Kevin De Bruyne de Manchester City célèbre après avoir marqué le cinquième but de son équipe avec ses coéquipiers Phil Foden et Riyad Mahrez lors du match de Premier League entre Manchester City et Southampton au stade Etihad le 10 mars 2021 à Manchester, en Angleterre.

Clive Brunskill | Getty Images Sport | Getty Images

LONDRES – Alors que la communauté du football a célébré l’échec du lancement de la Super League européenne la semaine dernière, les facteurs de motivation derrière la proposition n’ont pas disparu.

Désormais connus sous le nom de «sale douzaine», 12 puissants clubs de football européens ont tenté de former leur propre ligue fermée, qui a été sabotée quelques jours plus tard en raison de la pression des supporters, des autorités et des gouvernements.

Ces équipes, en particulier en Espagne, continuent de soigner la dette induite par la pandémie, tandis que les revenus de nombreux clubs du monde entier ont été touchés après que les restrictions virales ont forcé les matchs à se jouer à huis clos – évaporant les revenus de la journée.

Que ce passe t-il après?

Florentino Perez, le président du Real Madrid qui était l’un des clubs impliqués, a déclaré aux médias espagnols que le projet, ou un projet très similaire, continuerait d’avancer.

Son homologue barcelonais, Joan Laporta, a souligné que les clubs de l’ESL étaient ouverts au dialogue avec l’UEFA, l’instance dirigeante européenne, dans le but de relancer le projet.

Simon Chadwick, directeur du sport eurasien à l’Emlyon Business School, estime que les suggestions selon lesquelles la Super League s’est effondrée sont naïves, disant à CNBC que l’Europe obtiendra une « super ligue sous un nom différent », ajoutant que c’est « un cas de quand, pas si.  »

Chadwick soutient que les années à venir apporteront davantage de polarisation et de concentration industrielle, les grands clubs étant prêts à accumuler davantage de pouvoir, et l’écart entre eux et les plus petits clubs se creusant davantage.

Inspiration américaine

Cela, dit-il, sera perçu à travers la façon dont les grands clubs cherchent à développer de nouvelles sources de revenus, avec une diffusion haut de gamme qui devrait figurer en bonne place.

Il compare le récent accord de droits télévisés de la NFL, d’une valeur d’environ 110 milliards de dollars sur 11 ans, à l’accord de diffusion domestique actuel de la Premier League anglaise d’une valeur de 4,7 milliards de livres sterling (6,6 milliards de dollars), obtenu en 2018 et qui devrait s’épuiser cette année.

Alors que la NFL a gagné en popularité en dehors des États-Unis ces dernières années, elle est toujours éclipsée au niveau mondial par la Premier League anglaise, l’UEFA Champions League ayant également un public mondial passionné.

Les entreprises technologiques ont rejoint les guerres d’enchères pour les droits de diffusion de la Premier League lors de récentes enchères, atténuant les obstacles logistiques à la distribution mondiale.

Nouveaux propriétaires

Les retombées des propositions de la Super League ont également vu certains fans appeler de nouveaux propriétaires de club.

Le PDG et fondateur de Spotify, Daniel Ek, a exprimé son intérêt pour l’achat d’Arsenal, affirmant à CNBC qu’il avait obtenu les fonds pour une offre potentielle pour le club du nord de Londres.
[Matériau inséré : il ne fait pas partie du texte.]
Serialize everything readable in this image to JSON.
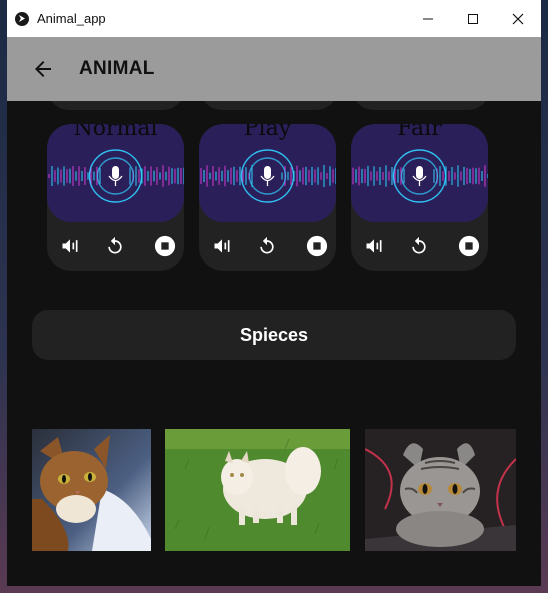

Mais l’actuel propriétaire Stan Kroenke, qui possède également la franchise NFL les LA Rams, a exclu toute vente, soulignant qu’il n’accepterait aucune offre.

Pendant ce temps, Jim O’Neill, président du groupe de réflexion britannique Chatham House et ancien président de Goldman Sachs Asset Management, et le gestionnaire de fonds spéculatifs Paul Marshall ont appelé les propriétaires de Manchester United, la famille Glazer, à réduire leur participation majoritaire à un maximum de 49,9% dans le but de permettre à un groupe plus large d’investisseurs d’avoir leur mot à dire dans la gestion du club.
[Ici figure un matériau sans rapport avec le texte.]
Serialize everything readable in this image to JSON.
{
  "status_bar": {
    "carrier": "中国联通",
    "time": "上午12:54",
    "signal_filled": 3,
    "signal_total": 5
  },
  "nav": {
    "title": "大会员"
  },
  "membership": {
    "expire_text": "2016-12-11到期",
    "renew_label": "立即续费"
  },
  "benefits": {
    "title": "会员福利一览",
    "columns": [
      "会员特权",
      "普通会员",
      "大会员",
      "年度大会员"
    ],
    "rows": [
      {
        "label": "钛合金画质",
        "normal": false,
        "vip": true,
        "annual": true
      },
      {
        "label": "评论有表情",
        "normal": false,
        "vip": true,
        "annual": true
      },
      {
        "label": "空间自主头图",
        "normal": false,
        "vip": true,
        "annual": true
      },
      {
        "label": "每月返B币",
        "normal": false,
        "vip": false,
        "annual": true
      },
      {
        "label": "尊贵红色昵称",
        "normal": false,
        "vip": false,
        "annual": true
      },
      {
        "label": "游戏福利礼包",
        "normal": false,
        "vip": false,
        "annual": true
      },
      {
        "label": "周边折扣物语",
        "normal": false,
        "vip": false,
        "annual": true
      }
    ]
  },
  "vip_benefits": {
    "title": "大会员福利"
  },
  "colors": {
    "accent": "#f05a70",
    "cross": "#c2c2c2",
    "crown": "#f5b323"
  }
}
Chadwick a minimisé la perspective des propriétaires actuels cherchant à vendre, ajoutant que « s’il s’agissait d’une entreprise aussi peu rentable et difficile qui ne produisait pas le type de rendement recherché par les propriétaires », alors les propriétaires de Manchester United, les Glazers, auraient retiré il y a longtemps.